It’s every blogger’s dream to be able to recommend an artist far-flung from the mainstream, whom their faithful readers will probably never have heard of, yet whose quality merits immediate attention.
With Among Horses I, here are two of them.
One I was already aware of, many thanks to Robert Christgau’s raves: Withered Hand, a.k.a. Dan Willson, Scottish folkie responsible for two of the quickest-witted albums of the past decade – Good News and New Gods, go seek out and buy them NOW. The other fella was new to me: A Singer of Songs, a.k.a. Lieven Scheerlinck, Belgian folkie and smooth-voiced chum of Dan’s.
Travelling together to Catelonia, they recorded this pastoral-themed EP in a mate’s farmhouse out there (the mate’s also the drummer). A long way from the city and their native lands, you can really hear it in these pretty-as-you-like songs, which are all about distance. The metaphorical distance, for example, of alcoholism wedging itself between a couple in ‘After the Rain’, of wishes vanishing into the ether in ‘Wishes Gone’, of an old self being bid farewell at the end of ‘Among Horses’. The metaphysical distance of a narrator proclaiming his spirit to be alive in the religious retreat of ‘Santa Cova’, following a vicious battle at Pamplona in which he became a ‘broken down body with a lion’s heart’. And of course the literal distance in the quietly strummed music, which retreats softly into the background until you choose to concentrate on it. Which you should.

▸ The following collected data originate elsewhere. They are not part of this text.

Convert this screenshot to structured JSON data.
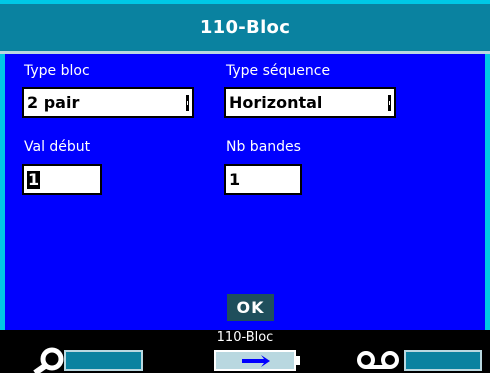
{
  "window": {
    "title": "110-Bloc"
  },
  "form": {
    "type_bloc": {
      "label": "Type bloc",
      "value": "2 pair"
    },
    "type_sequence": {
      "label": "Type séquence",
      "value": "Horizontal"
    },
    "val_debut": {
      "label": "Val début",
      "value": "1"
    },
    "nb_bandes": {
      "label": "Nb bandes",
      "value": "1"
    }
  },
  "actions": {
    "ok_label": "OK"
  },
  "status": {
    "label": "110-Bloc",
    "icons": [
      "magnifier-icon",
      "power-plug-icon",
      "tape-reel-icon"
    ]
  },
  "colors": {
    "background": "#0000ff",
    "title_bar": "#0a82a0",
    "frame": "#00c8e6",
    "ok_button": "#1f4f5c"
  }
}
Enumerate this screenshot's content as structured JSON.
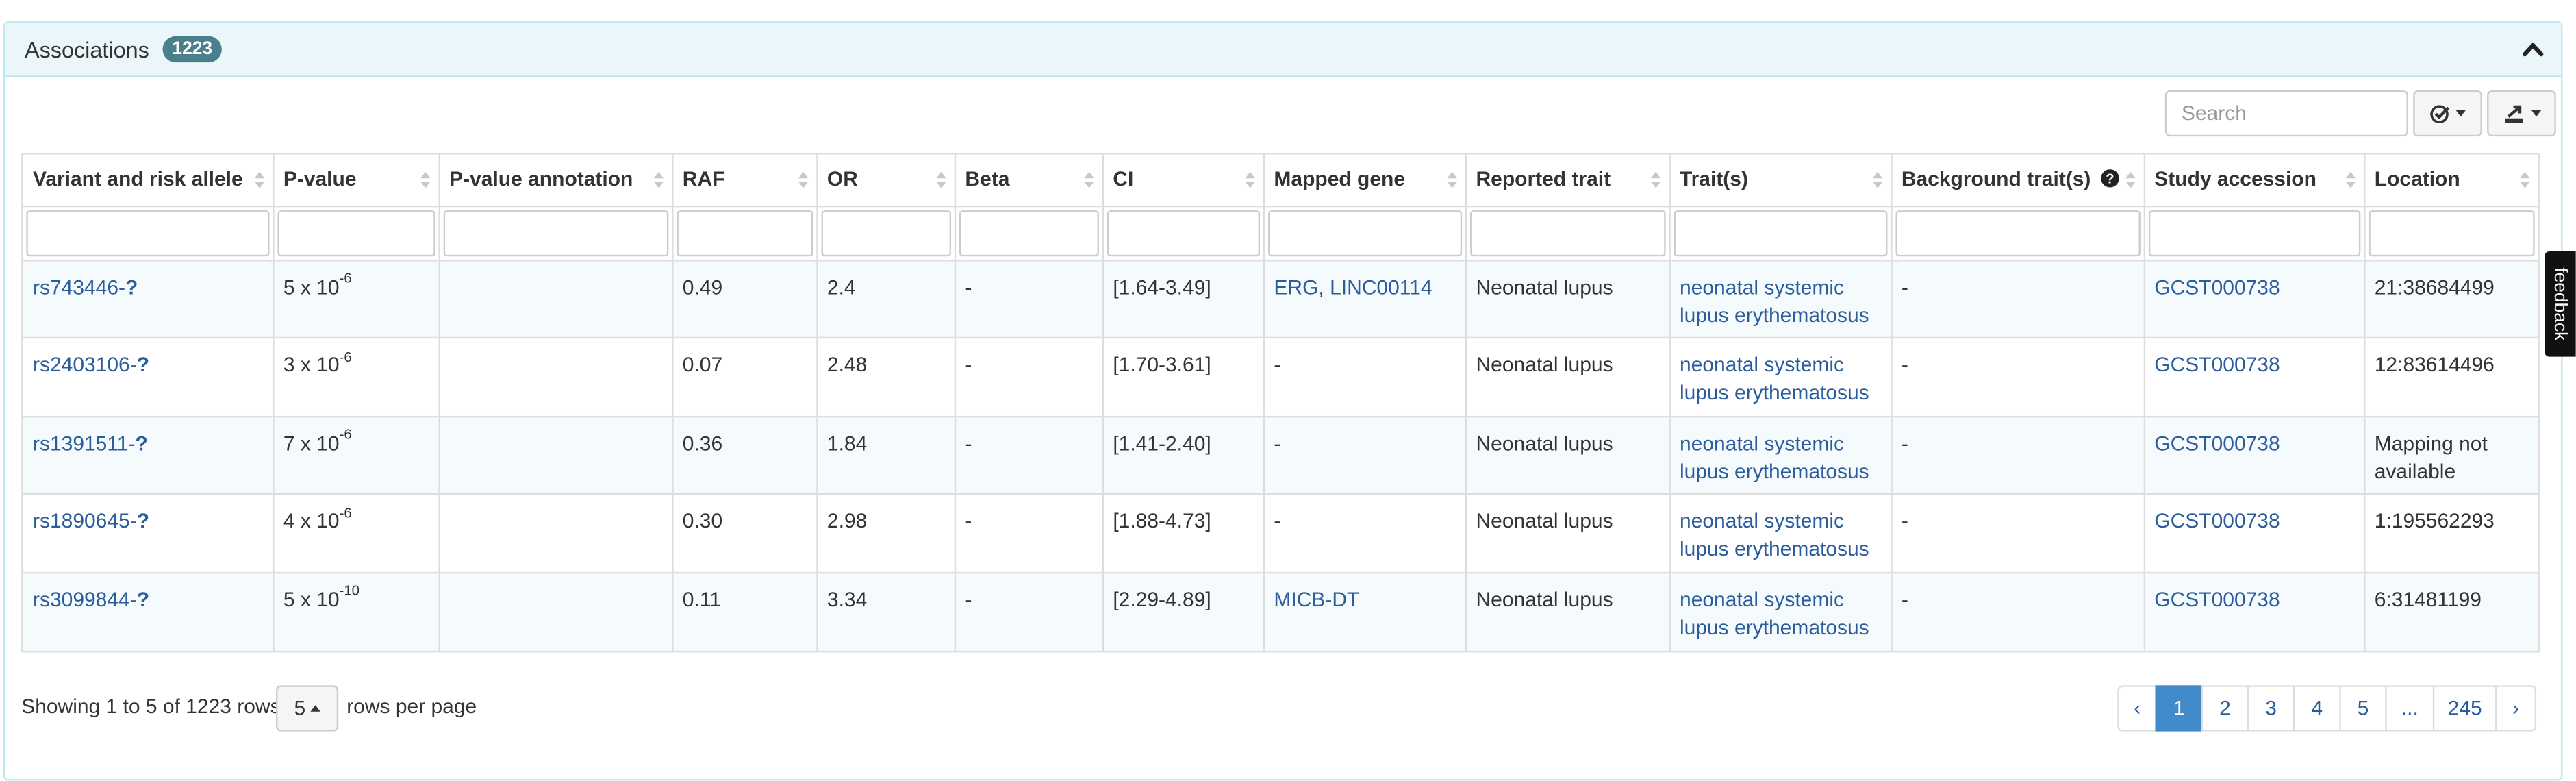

All six songs are memorable in tune, with half of them attributed to each artist. A Singer of Songs’ tracks are more Beatlesque to my ears, with the ‘la la la’ backing vocals and warm n’ folky guitar lines of ‘Wishes Gone’ recalling Rubber Soul, and the repeated mantra of ‘It’s ok to stray/Don’t be afraid to lose your way’ drawing out ‘Stray’ to nearly six minutes in length in a manner very much akin to the nursery rhyme comforts of ‘Hey Jude’. Withered Hand’s contributions meanwhile are briefer and simpler in acoustic construction, with the emphasis instead placed on the complexity of lyrics. Which is fine by me, because they are oblique and so very beautiful. Try: ‘Our river used to wind its way/Down from the valley into the plain/You’ll be looking at a new man/After the rain.’
Brief though this EP may be, its rustic charm and positivity so overcome the prevailing tenor of political negativity ravaging the western world these days that I can see myself returning to its alluring glow quite often. ‘Farewell old sad me’, as one line goes here. For less than £5 you can sing the same.